A la Policía hay que intervenirla y declararla en emergencia nacional, pero no esperemos milagros: la mejor seguridad del mundo no resuelve la delincuencia dominicana, porque es una torcida expresión de un problema social más profundo: la desigualdad, condición que se ha hecho tan abismal como irreversible. Existe una relación causal, directa y proporcional entre una cosa y la otra. Pena que aquí esa vaina no se entienda o no se quiera entender. De manera que la patología no es epidérmica sino neurológica. Sin embargo, esa circunstancia no debe declarar nuestra total impotencia para acometer las reformas estructurales que requiere el cuerpo del orden.

Otro fermento activo en la delincuencia social es la impunidad de cuello blanco. En sociedades domesticadas, la autoridad del liderazgo social y político es vinculante. Una historia trenzada por el autoritarismo impone siempre el temor a los grandes. Los llamados poderosos son intocables. Tenemos una Justicia sometida a ese aberrante ordenamiento de sujeción vertical. En la cultura dominante solo se considera delincuencia la de sangre y la Justicia opera para los excluidos. Los ricos no delinquen; los políticos tampoco. Mientras ese cuadro permanezca inalterable, lo demás serán sueños húmedos. Aquellos países que han controlado la delincuencia lo han hecho de arriba hacia abajo. El resultado ha sido impresionante. Los ejemplos están ahí: Islandia, Singapur e Irlanda, naciones que en distintos contextos y con problemas ancestrales de corrupción emprendieron reformas públicas audaces y procesos penales ejemplarizadores en contra de políticos, banqueros y empresarios, y hoy encabezan la lista de los más seguros.

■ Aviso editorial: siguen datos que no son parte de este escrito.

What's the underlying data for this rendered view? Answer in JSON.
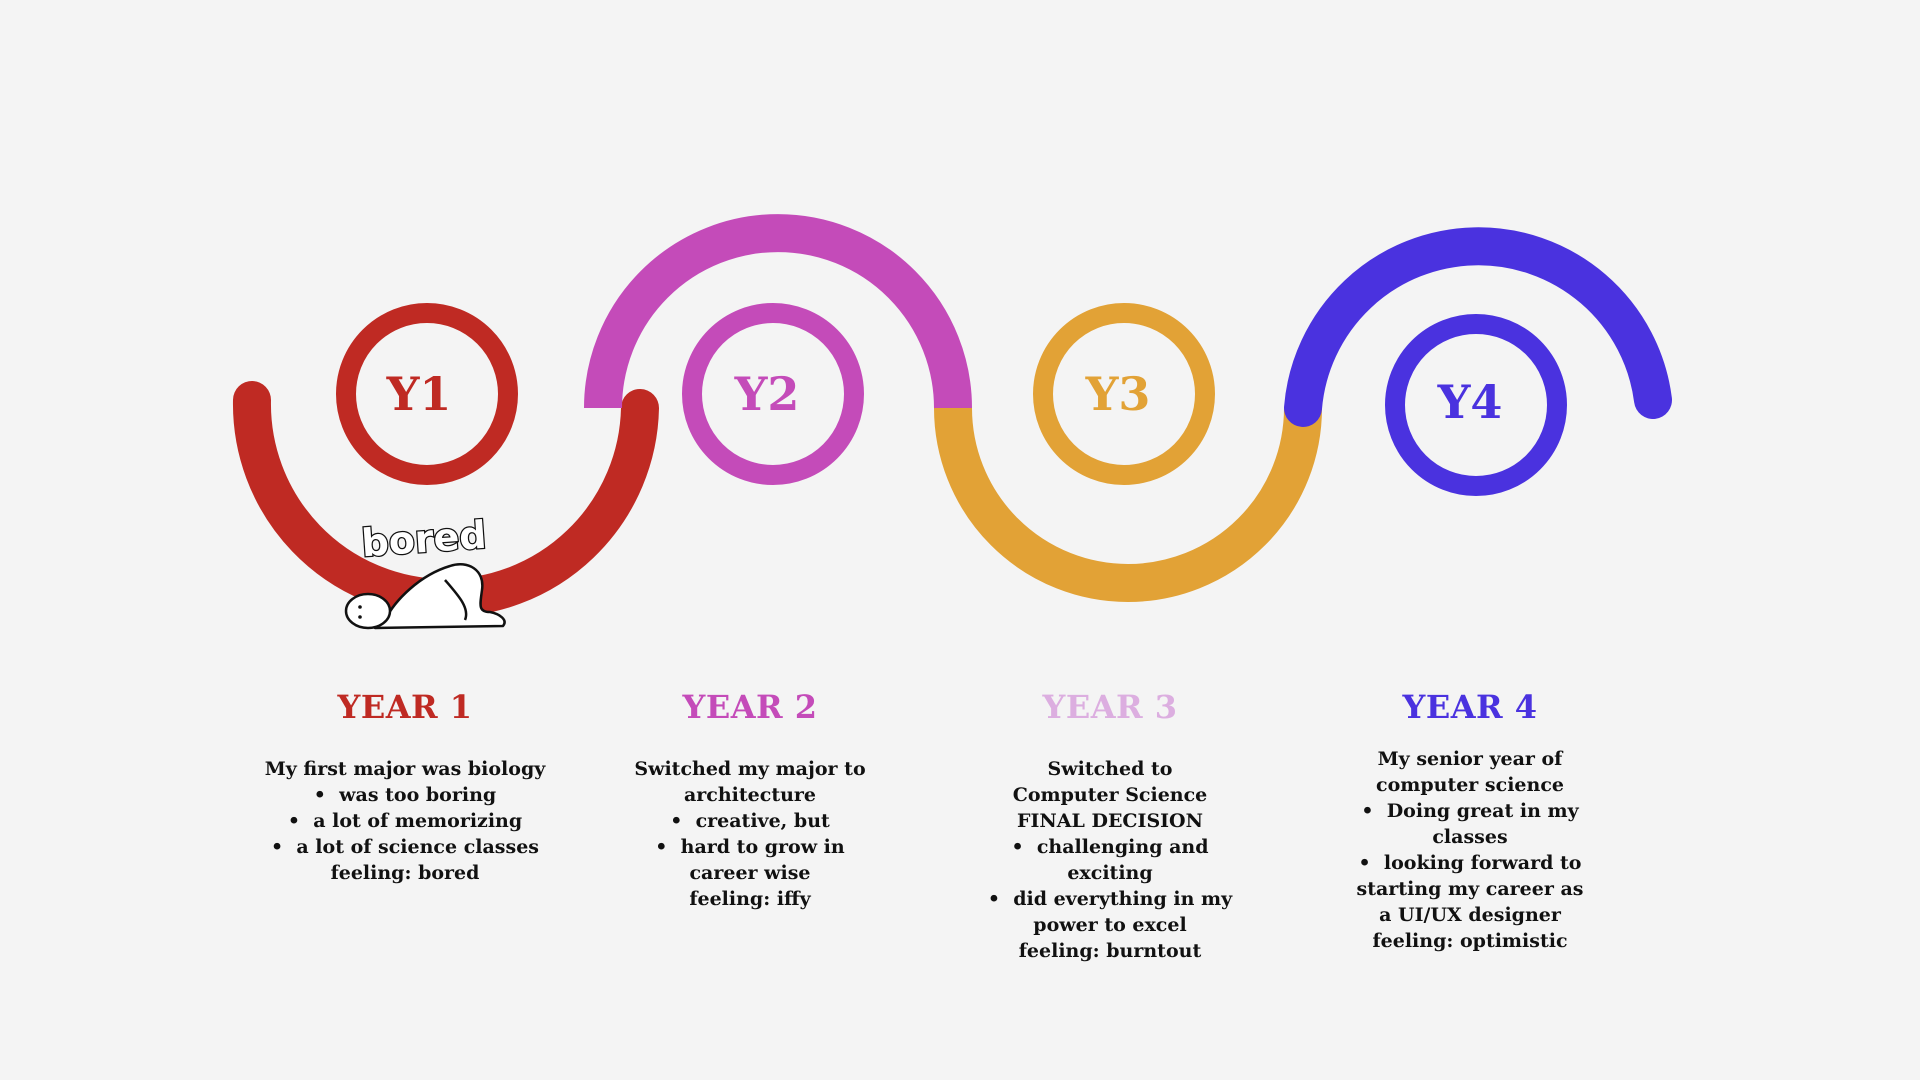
{
  "colors": {
    "year1": "#bf2a23",
    "year2": "#c44bb9",
    "year3": "#e2a236",
    "year3_title": "#dcaee0",
    "year4": "#4a32df",
    "background": "#f4f4f4"
  },
  "sticker": {
    "text": "bored",
    "icon": "person-lying-down-icon"
  },
  "years": [
    {
      "badge": "Y1",
      "title": "YEAR 1",
      "intro": [
        "My first major was biology"
      ],
      "bullets": [
        "was too boring",
        "a lot of memorizing",
        "a lot of science classes"
      ],
      "feeling": "feeling: bored"
    },
    {
      "badge": "Y2",
      "title": "YEAR 2",
      "intro": [
        "Switched my major to architecture"
      ],
      "bullets": [
        "creative, but",
        "hard to grow in career wise"
      ],
      "feeling": "feeling: iffy"
    },
    {
      "badge": "Y3",
      "title": "YEAR 3",
      "intro": [
        "Switched to Computer Science",
        "FINAL DECISION"
      ],
      "bullets": [
        "challenging and exciting",
        "did everything in my power to excel"
      ],
      "feeling": "feeling: burntout"
    },
    {
      "badge": "Y4",
      "title": "YEAR 4",
      "intro": [
        "My senior year of computer science"
      ],
      "bullets": [
        "Doing great in my classes",
        "looking forward to starting my career as a UI/UX designer"
      ],
      "feeling": "feeling: optimistic"
    }
  ]
}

Un auto de no ha lugar, una exclusión de la acusación o un fallo a favor de un político corrupto potencia la criminalidad de la base social. Y no es que busquemos una expiación redentora; es que padres promiscuos no pueden castigar las orgías de sus hijos: ley infalible de autoridad moral. Quien no da ejemplo no puede esperar obediencia. Le temo más a una sociedad impune que violenta; una es causa y la otra consecuencia. Allí donde cualquier funcionario tenga la convicción de que robar fondos públicos es una digna gratificación existencial y que pedir cuentas es un chiste, se pierde todo el respeto al orden y el sentido de la legalidad. No esperen penitencias abajo mientras haya fiesta arriba. En una sociedad donde se les tema más a los bolsillos que a las instituciones, la ley la impone la fuerza. No podemos aspirar a una sociedad segura cuando sus líderes estén más seguros de la impunidad de sus desafueros. Pena que arriba no haya intercambios de disparos.